Wildcard expansion on Windows

While implementing a small CLI tool, I ran into a somehow undocumented feature of the Ocaml compiler: it automatically expands wildcards before doing anything else. Which proved to be a problem.

This post serves three different goals:

  • give some visibility, in case someone else run into this issue in the future
  • expose a possible workaround
  • ask the community if there is a better way™ to solve this

Context

My tool uses Cmdliner for CLI args processing, and needs to handle basic wildcard processing for one of its options, eg. it should handle mytool.exe -x *.ml.

This would get expanded to mytool.exe -x a.ml b.ml c.ml which Cmdliner cannot handle. Under any common Unix shell, this is not a problem: we just have to escape the star character with eg. mytool.exe -x \*.ml, have mytool handle the expansion itself and we’re all set. So far, so good.

Then came Windows. Whatever I would do, it seemed like there was no way of preventing that wildcard to be expanded. I learned that on Windows, the calling program was responsible for dealing with wildcards, not the shell. After some digging, the root cause of this behaviour was found in the ocaml runtime itself, in runtime/main.c:

int main_os(int argc, char_os **argv)
{
#ifdef _WIN32
  /* Expand wildcards and diversions in command line */
  caml_expand_command_line(&argc, &argv);
#endif

/* [...] */
}

After a bit of history digging, it turns out this behaviour dates back from the very early stages of the Ocaml compiler, see this commit by Xavier Leroy from… 1996!

Workaround

The runtime/main.c file gives a hint on how to work around this:

/* Main entry point (can be overridden by a user-provided main()
   function that calls caml_main() later). */

So the most elegant workaround I could find was to create a copy of the main.c file inside the source tree of mytool and comment out the call to caml_expand_command_line. Then it was a matter of compiling and linking everything altogether. I use dune to compile mytool.exe, and after a lot of trial-and-error, I found out it could handle this very easily with the foreign_stubs stanza:

(executable
 (name mytool)
 (foreign_stubs (language c) (names main))
 ; ...
)

Minimal working example

I opened a Github repository containing a minimal project featuring a custom entry point so that command-line arguments expansion does not happen on Windows.

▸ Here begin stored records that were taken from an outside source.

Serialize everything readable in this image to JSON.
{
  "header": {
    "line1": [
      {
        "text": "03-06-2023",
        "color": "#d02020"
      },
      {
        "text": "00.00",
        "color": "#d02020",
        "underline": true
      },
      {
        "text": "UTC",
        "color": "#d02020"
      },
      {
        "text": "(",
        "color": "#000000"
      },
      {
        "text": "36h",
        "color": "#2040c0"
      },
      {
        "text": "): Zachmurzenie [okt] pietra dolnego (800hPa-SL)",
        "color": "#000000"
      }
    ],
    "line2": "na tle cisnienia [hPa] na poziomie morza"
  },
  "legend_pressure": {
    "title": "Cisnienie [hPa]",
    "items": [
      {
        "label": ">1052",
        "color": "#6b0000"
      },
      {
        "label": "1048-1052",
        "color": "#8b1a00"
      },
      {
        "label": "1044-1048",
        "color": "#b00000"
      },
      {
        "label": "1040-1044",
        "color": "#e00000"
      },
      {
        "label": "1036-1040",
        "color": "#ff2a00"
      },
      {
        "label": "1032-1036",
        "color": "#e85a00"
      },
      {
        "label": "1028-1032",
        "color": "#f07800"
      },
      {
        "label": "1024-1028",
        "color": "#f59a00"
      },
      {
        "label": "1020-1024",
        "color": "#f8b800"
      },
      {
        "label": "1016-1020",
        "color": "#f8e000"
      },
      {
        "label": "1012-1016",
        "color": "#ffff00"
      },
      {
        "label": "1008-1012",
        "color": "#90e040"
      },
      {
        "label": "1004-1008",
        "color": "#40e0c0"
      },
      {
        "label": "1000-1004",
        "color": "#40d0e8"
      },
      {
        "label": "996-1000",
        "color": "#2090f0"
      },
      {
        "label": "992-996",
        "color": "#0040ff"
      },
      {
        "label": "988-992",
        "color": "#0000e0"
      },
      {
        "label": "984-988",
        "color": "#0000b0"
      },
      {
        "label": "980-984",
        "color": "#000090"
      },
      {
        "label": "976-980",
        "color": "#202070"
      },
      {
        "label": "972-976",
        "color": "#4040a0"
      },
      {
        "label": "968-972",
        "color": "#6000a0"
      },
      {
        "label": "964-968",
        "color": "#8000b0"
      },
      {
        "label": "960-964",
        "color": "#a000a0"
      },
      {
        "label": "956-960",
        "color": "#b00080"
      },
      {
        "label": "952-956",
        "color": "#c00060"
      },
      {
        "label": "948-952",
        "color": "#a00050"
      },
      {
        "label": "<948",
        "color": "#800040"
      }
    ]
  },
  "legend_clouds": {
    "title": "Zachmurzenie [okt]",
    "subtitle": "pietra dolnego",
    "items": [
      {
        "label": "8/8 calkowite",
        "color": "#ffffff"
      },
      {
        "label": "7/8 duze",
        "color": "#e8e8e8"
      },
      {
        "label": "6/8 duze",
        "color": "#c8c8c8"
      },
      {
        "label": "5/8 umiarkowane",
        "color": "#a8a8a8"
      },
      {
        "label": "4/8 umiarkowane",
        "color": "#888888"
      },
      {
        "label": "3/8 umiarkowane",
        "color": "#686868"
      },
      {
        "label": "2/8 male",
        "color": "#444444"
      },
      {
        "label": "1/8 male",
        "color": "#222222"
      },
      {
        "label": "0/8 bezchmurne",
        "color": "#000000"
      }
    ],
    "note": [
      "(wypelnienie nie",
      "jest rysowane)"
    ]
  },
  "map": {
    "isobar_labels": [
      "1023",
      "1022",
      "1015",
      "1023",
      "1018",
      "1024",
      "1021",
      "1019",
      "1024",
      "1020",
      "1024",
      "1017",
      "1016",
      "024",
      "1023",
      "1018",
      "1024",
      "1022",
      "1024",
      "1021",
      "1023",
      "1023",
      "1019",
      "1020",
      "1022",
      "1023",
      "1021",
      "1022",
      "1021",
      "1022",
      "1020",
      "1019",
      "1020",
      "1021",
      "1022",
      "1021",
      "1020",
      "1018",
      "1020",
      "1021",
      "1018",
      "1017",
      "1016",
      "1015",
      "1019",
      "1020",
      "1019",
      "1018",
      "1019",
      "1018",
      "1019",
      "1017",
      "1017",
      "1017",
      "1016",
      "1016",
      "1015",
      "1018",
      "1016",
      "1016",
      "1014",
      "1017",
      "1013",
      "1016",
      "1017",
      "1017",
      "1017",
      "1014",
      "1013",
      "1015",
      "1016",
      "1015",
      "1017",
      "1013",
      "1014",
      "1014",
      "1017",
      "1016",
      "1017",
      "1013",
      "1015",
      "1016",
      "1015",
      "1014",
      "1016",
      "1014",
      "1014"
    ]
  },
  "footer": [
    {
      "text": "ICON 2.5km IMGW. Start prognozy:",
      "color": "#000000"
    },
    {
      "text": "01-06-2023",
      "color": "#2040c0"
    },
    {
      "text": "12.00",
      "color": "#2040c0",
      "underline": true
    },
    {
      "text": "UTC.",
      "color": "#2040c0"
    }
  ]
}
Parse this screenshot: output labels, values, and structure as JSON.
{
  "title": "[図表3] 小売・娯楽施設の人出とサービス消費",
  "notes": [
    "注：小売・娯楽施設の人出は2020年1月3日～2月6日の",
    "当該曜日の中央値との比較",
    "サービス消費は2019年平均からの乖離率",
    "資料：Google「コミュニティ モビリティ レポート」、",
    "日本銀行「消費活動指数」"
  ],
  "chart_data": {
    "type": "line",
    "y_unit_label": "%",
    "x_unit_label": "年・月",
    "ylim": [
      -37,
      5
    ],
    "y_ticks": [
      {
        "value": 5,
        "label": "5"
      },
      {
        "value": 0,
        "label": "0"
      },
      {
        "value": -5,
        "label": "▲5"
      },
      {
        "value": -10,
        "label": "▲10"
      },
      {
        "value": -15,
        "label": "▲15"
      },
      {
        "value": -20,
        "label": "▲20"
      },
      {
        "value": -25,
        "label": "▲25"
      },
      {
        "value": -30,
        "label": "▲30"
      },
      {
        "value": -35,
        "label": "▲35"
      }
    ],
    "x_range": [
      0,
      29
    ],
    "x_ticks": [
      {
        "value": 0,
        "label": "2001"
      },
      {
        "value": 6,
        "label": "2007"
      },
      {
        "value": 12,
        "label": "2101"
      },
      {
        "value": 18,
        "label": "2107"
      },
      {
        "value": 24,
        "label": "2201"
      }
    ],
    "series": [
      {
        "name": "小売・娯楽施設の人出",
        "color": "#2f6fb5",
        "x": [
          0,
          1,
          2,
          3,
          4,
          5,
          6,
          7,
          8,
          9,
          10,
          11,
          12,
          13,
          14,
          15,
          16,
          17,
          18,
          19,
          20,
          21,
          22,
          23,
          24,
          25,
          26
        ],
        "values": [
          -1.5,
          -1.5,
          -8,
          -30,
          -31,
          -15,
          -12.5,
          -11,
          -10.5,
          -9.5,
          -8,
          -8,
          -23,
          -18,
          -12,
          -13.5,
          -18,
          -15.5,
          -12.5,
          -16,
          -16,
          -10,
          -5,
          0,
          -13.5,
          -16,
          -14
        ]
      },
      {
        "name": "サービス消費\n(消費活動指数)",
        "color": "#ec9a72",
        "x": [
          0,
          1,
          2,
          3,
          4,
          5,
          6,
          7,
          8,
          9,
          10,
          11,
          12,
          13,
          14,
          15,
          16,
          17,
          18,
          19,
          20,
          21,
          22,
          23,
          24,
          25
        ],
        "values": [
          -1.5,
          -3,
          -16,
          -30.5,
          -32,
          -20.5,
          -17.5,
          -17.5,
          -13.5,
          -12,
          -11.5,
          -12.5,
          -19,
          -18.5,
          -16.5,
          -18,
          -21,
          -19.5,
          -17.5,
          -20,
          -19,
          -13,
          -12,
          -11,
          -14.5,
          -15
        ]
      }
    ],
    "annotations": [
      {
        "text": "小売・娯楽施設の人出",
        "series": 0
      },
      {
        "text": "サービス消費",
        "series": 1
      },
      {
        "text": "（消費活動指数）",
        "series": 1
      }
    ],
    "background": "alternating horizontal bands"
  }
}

See: GitHub - benji-sb/ocaml-windows-argv

Open Questions

  • The root cause of this issue was introduced almost 30 years ago. How come no one on the Internets seem to have run into a similar issue?
  • Why was this behaviour introduced in the first place? I suspect it may have make it easier to setup a Windows toolchain back then, but that’s just wild speculation.
  • Is this behaviour still needed, or could we get rid of it?
  • Should this be more wildly documented, and if so, where? The ocaml compiler docs and the dune docs could probably benefit from a small paragraph on how to override the default entry point.
1 Like

Interesting question!

As you mentioned, under Windows, wildcard expansion is the responsibility of the program, not the calling shell. I guess that the rationale was to emulate some basic Un*x behaviour under Windows (in the same way that certain POSIX functions of the Unix module are emulated under Windows).

Another possibility is to modify the code so that a * which is preceded by a backslash is not interpreted.

I think so. The manual seems to be the most appropriate place, in chapter 15 (bytecode runtime system) and maybe also 16 (native-code compilation).

Also, you may want to repost this issue to the OCaml bugtracker Issues · ocaml/ocaml · GitHub, where the maintainers of the system may be able to give you a more relevant answer.

Cheers,
Nicolas

But on Windows backslash is the directory separator :–)

Do you have any idea how/if Window’s provided way of doing this, supports escaping in any way ?

It seems using this was considered at some point upstream in this issue.

Darn, I stand corrected!

No idea, but a random search seems to indicate that the answer is “no”: c++ - Is it possible to quote/escape command line arguments on Windows while linking setargv.obj? - Stack Overflow

Thanks for the reference!

Cheers,
Nicolas